Fueled by Looking for Alaska and The Fault in Our Stars both by John Green and Thirteen Reasons Why by Jay Asher. Life, Existence and Death.
I sat at one of the front chairs, more or less three meters from the shining polished black box, which is kind of inappropriate since I’m not a part of the family, even so, I did. I thought it might be open, though I dare not look at what’s inside, because I know it’s something I don’t want to see, lifeless, unmoving, I don’t want to know what she looks like when she’s dead, “I’d rather wonder than get answers I cannot live with,” another thing is that the sight might imprint itself to my memory and haunt me through my wandering in this labyrinth of pain. I didn’t really know what happened, but we were together before she drove her way out of this labyrinth of suffering “straight and fast.” A thought occurred to me, they always said make the most of what life offers, they forgot to say suffering is a part of what life offers. Her father refused to inform us of her death, another oath taken by her father from her younger self after a traumatic experience, apart from not letting them, in this case, us, to see her dead. I bloody well know she’s not ill that day; I could feel that, until her mood swings suddenly struck, she became deeply pissed from being very happy.

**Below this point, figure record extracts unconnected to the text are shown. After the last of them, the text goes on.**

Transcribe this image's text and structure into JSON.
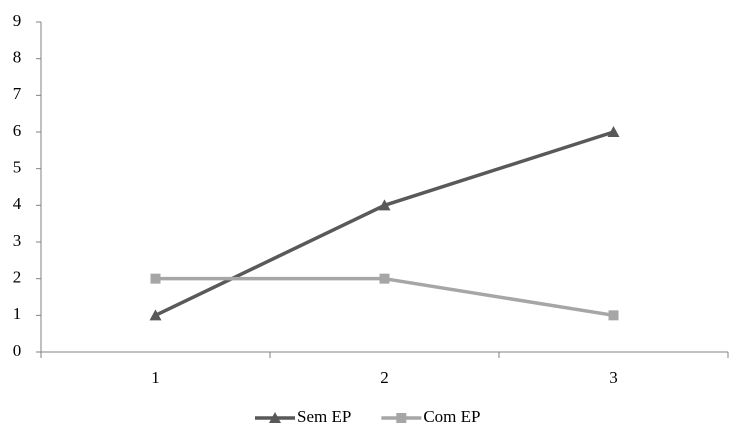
{
  "chart_data": {
    "type": "line",
    "categories": [
      "1",
      "2",
      "3"
    ],
    "series": [
      {
        "name": "Sem EP",
        "color": "#595959",
        "marker": "triangle",
        "values": [
          1,
          4,
          6
        ]
      },
      {
        "name": "Com EP",
        "color": "#a6a6a6",
        "marker": "square",
        "values": [
          2,
          2,
          1
        ]
      }
    ],
    "ylim": [
      0,
      9
    ],
    "yticks": [
      0,
      1,
      2,
      3,
      4,
      5,
      6,
      7,
      8,
      9
    ],
    "grid": false,
    "legend": "bottom"
  }
}
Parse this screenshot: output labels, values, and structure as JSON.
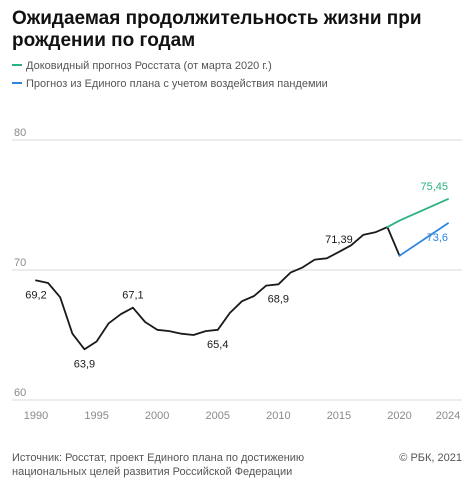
{
  "title": "Ожидаемая продолжительность жизни при рождении по годам",
  "legend": [
    {
      "label": "Доковидный прогноз Росстата (от марта 2020 г.)",
      "color": "#2bb37f"
    },
    {
      "label": "Прогноз из Единого плана с учетом воздействия пандемии",
      "color": "#2e86de"
    }
  ],
  "source": "Источник: Росстат, проект Единого плана по достижению национальных целей развития Российской Федерации",
  "credit": "© РБК, 2021",
  "chart_data": {
    "type": "line",
    "xlim": [
      1990,
      2024
    ],
    "ylim": [
      60,
      80
    ],
    "x_ticks": [
      1990,
      1995,
      2000,
      2005,
      2010,
      2015,
      2020,
      2024
    ],
    "y_ticks": [
      60,
      70,
      80
    ],
    "grid": "horizontal",
    "legend_position": "top-left",
    "series": [
      {
        "name": "",
        "color": "#1a1a1a",
        "x": [
          1990,
          1991,
          1992,
          1993,
          1994,
          1995,
          1996,
          1997,
          1998,
          1999,
          2000,
          2001,
          2002,
          2003,
          2004,
          2005,
          2006,
          2007,
          2008,
          2009,
          2010,
          2011,
          2012,
          2013,
          2014,
          2015,
          2016,
          2017,
          2018,
          2019,
          2020
        ],
        "y": [
          69.2,
          69.0,
          67.9,
          65.1,
          63.9,
          64.5,
          65.9,
          66.6,
          67.1,
          66.0,
          65.4,
          65.3,
          65.1,
          65.0,
          65.3,
          65.4,
          66.7,
          67.6,
          68.0,
          68.8,
          68.9,
          69.8,
          70.2,
          70.8,
          70.9,
          71.39,
          71.9,
          72.7,
          72.9,
          73.3,
          71.1
        ]
      },
      {
        "name": "Доковидный прогноз Росстата (от марта 2020 г.)",
        "color": "#2bb37f",
        "x": [
          2019,
          2020,
          2024
        ],
        "y": [
          73.3,
          73.8,
          75.45
        ]
      },
      {
        "name": "Прогноз из Единого плана с учетом воздействия пандемии",
        "color": "#2e86de",
        "x": [
          2020,
          2024
        ],
        "y": [
          71.1,
          73.6
        ]
      }
    ],
    "annotations": [
      {
        "x": 1990,
        "y": 69.2,
        "text": "69,2",
        "pos": "below",
        "color": "#1a1a1a"
      },
      {
        "x": 1994,
        "y": 63.9,
        "text": "63,9",
        "pos": "below",
        "color": "#1a1a1a"
      },
      {
        "x": 1998,
        "y": 67.1,
        "text": "67,1",
        "pos": "above",
        "color": "#1a1a1a"
      },
      {
        "x": 2005,
        "y": 65.4,
        "text": "65,4",
        "pos": "below",
        "color": "#1a1a1a"
      },
      {
        "x": 2010,
        "y": 68.9,
        "text": "68,9",
        "pos": "below",
        "color": "#1a1a1a"
      },
      {
        "x": 2015,
        "y": 71.39,
        "text": "71,39",
        "pos": "above",
        "color": "#1a1a1a"
      },
      {
        "x": 2024,
        "y": 75.45,
        "text": "75,45",
        "pos": "above",
        "color": "#2bb37f"
      },
      {
        "x": 2024,
        "y": 73.6,
        "text": "73,6",
        "pos": "below",
        "color": "#2e86de"
      }
    ]
  }
}
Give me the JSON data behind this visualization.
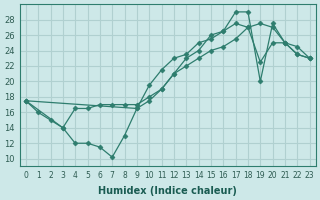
{
  "xlabel": "Humidex (Indice chaleur)",
  "bg_color": "#cde8e8",
  "grid_color": "#b0d0d0",
  "line_color": "#2e7d6e",
  "xlim": [
    -0.5,
    23.5
  ],
  "ylim": [
    9,
    30
  ],
  "xticks": [
    0,
    1,
    2,
    3,
    4,
    5,
    6,
    7,
    8,
    9,
    10,
    11,
    12,
    13,
    14,
    15,
    16,
    17,
    18,
    19,
    20,
    21,
    22,
    23
  ],
  "yticks": [
    10,
    12,
    14,
    16,
    18,
    20,
    22,
    24,
    26,
    28
  ],
  "line1_x": [
    0,
    1,
    2,
    3,
    4,
    5,
    6,
    7,
    8,
    9,
    10,
    11,
    12,
    13,
    14,
    15,
    16,
    17,
    18,
    19,
    20,
    21,
    22,
    23
  ],
  "line1_y": [
    17.5,
    16,
    15,
    14,
    12,
    12,
    11.5,
    10.2,
    13,
    16.5,
    19.5,
    21.5,
    23,
    23.5,
    25,
    25.5,
    26.5,
    27.5,
    27,
    22.5,
    25,
    25,
    23.5,
    23
  ],
  "line2_x": [
    0,
    3,
    4,
    5,
    6,
    7,
    8,
    9,
    10,
    11,
    12,
    13,
    14,
    15,
    16,
    17,
    18,
    19,
    20,
    21,
    22,
    23
  ],
  "line2_y": [
    17.5,
    14,
    16.5,
    16.5,
    17,
    17,
    17,
    17,
    18,
    19,
    21,
    22,
    23,
    24,
    24.5,
    25.5,
    27,
    27.5,
    27,
    25,
    23.5,
    23
  ],
  "line3_x": [
    0,
    9,
    10,
    11,
    12,
    13,
    14,
    15,
    16,
    17,
    18,
    19,
    20,
    21,
    22,
    23
  ],
  "line3_y": [
    17.5,
    16.5,
    17.5,
    19,
    21,
    23,
    24,
    26,
    26.5,
    29,
    29,
    20,
    27.5,
    25,
    24.5,
    23
  ]
}
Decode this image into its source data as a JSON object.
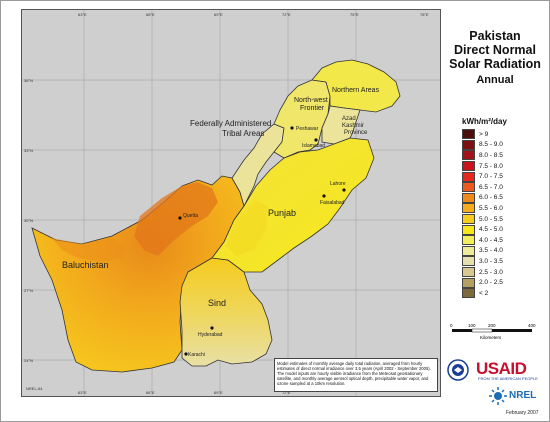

Suicide. There could be no other cause of death she might have suffered. Yes, I think that’s it, even if it’s painful. That’s just it; I can sense her saying, “deal with it.” I thought suicidal tendency would manifest symptoms, then again, maybe she knew, the Snowball Effect, besides, she’s a smart girl; maybe she forbade symptoms to manifest themselves, that way we won’t be alarmed or maybe she’s just selfish keeping problems to herself, she didn’t have to roll onto herself and self-destruct.
I mentally recalled what I read about suicide in the net when I myself was feeling suicidal, but that was before. First, people with suicidal tendencies threaten people of committing suicide which clearly, she didn’t; she’s just a hell of a bipolar. Second, euphoric recovery from extreme depression, I mulled it for a moment. No, she’s just a hell of a bipolar. Third is piling up meds, wait, I haven’t even entered her dorm room in the six months I knew her, I left that, maybe her father would consult us, if he ever discovered something, which he didn’t, so it’s not feasible, I guess. Fourth, giving away possessions, well, she gave me a pen, but that would be irrelevant, she gave it to me because “It’s yours, I can see your bacteria in it,” basically I borrowed it, so that don’t count. Fifth, pondering or talking about dying, I don’t know, I never really knew her that deeply.